Plasma-enhanced hydrolysis of urea and SCR of NOx over V2O5-MoO3/TiO2: Decrease of reaction temperature and increase of NOx conversion

Abstract

Plasma-enhanced hydrolysis of urea and selective catalytic reduction (SCR) of NOx over V2O5-MoO3/TiO2 were studied by temperature-programmed experiments using a packed-bed dielectric barrier discharge reactor. Urea over TiO2 and V2O5-MoO3/TiO2 could be hydrolyzed at 110–250 °C to NH3 and CO2 with yields of 79.0%–83.6% and 83.8%–88.6%, respectively. The catalyst type and presence of O2 in the carrier gas hardly affected catalytic urea hydrolysis performance. Introducing plasma reduced urea hydrolysis temperature over V2O5-MoO3/TiO2, without changing NH3 yield under O2-free condition while reducing NH3 yield to lower values at higher discharge power under O2-containing condition. Urea hydrolysis and NOx conversion temperatures decreased and NOx conversion increased after introducing plasma into the urea-SCR process. The presence of NO in the feed gas hardly affected and reduced urea hydrolysis temperature in urea-SCR and plasma-enhanced urea-SCR process, respectively. 5% O2 in the reaction gas favored NOx conversion in urea-SCR regardless of the presence of plasma. In the plasma-enhanced O2-containing urea-SCR process, N(-III) species (urea, NH3 and HNCO) were predominantly consumed in the conversion of NOx rather than being oxidized by oxidative plasma species.

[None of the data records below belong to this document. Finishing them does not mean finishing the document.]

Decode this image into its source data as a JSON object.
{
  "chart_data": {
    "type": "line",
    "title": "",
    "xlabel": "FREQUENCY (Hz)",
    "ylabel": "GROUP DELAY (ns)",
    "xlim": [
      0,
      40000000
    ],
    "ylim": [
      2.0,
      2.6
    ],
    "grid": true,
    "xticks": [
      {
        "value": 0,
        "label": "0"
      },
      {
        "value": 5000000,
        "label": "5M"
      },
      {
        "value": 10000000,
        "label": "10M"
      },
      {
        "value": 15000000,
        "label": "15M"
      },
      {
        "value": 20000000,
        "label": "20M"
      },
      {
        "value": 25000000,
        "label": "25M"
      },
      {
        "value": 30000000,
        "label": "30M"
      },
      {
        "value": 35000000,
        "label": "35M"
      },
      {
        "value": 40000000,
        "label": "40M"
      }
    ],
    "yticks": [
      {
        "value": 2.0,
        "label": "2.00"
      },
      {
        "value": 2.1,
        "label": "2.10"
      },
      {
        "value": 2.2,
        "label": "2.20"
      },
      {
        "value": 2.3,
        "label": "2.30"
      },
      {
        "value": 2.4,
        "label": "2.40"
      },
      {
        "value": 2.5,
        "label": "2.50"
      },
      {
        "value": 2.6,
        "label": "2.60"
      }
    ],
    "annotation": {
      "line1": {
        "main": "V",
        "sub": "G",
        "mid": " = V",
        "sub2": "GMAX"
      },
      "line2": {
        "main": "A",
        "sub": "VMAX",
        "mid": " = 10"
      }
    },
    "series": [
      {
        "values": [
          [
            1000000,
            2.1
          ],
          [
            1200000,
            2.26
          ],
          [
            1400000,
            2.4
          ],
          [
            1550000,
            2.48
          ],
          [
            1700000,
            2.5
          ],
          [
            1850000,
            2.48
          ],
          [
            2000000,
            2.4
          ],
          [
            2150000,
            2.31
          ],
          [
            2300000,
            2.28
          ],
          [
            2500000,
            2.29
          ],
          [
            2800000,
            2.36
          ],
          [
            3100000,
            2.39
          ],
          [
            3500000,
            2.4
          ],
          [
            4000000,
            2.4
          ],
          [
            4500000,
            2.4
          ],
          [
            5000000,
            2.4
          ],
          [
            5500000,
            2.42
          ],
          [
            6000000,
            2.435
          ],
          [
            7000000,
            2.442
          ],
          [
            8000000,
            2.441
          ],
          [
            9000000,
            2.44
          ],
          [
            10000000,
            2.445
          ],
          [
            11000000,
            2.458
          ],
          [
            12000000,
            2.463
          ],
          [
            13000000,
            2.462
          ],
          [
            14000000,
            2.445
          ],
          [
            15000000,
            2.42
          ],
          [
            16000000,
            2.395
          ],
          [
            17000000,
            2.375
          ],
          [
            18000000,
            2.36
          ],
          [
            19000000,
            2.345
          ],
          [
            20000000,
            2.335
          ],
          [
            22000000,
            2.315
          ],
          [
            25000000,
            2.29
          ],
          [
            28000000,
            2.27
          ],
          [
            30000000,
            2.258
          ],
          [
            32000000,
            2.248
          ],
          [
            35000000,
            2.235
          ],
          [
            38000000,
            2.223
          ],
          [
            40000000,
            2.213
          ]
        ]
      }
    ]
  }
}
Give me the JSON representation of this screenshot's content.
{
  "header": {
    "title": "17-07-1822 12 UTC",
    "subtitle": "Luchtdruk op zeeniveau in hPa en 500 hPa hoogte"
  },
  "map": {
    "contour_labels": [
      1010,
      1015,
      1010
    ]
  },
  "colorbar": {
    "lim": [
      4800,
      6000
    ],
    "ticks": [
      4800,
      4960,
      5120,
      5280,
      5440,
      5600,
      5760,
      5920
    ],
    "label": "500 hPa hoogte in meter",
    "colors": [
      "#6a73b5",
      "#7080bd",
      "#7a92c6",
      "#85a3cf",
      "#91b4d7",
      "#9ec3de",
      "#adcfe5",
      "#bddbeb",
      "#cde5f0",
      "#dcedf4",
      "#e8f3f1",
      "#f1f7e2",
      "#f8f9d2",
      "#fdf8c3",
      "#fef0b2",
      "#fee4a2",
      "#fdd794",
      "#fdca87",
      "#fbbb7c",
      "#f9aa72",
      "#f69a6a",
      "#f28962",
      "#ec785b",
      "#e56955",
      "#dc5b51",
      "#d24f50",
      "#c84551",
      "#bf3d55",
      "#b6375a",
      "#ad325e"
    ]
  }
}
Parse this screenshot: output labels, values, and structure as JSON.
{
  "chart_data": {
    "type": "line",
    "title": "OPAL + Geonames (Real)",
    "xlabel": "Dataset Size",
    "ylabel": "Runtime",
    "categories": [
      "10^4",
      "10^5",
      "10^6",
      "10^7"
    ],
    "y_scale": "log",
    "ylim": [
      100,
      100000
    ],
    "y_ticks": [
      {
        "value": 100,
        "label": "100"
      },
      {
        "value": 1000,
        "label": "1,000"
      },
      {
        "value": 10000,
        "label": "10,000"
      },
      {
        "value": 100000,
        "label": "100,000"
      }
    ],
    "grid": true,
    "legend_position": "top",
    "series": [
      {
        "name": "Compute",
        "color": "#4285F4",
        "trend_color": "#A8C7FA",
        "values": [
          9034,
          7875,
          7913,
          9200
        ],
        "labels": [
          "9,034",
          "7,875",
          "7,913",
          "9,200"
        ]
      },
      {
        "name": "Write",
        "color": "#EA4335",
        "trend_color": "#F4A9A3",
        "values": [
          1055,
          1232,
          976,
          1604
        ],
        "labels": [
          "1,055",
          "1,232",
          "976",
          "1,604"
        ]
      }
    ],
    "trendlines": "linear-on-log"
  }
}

Minor slip of HNCO was observed at low temperatures during urea hydrolysis and urea-SCR over V2O5-MoO3/TiO2 and low-concentration N2O was detected during plasma-enhanced urea hydrolysis and urea-SCR process. The BET surface area and TiO2 crystal structure of V2O5-MoO3/TiO2 catalyst remained unchanged after urea hydrolysis and NOx conversion reactions no matter plasma was introduced or not. Plasma enhanced the conversion of NOx partially by enriching the catalyst surface with adsorbed oxygen.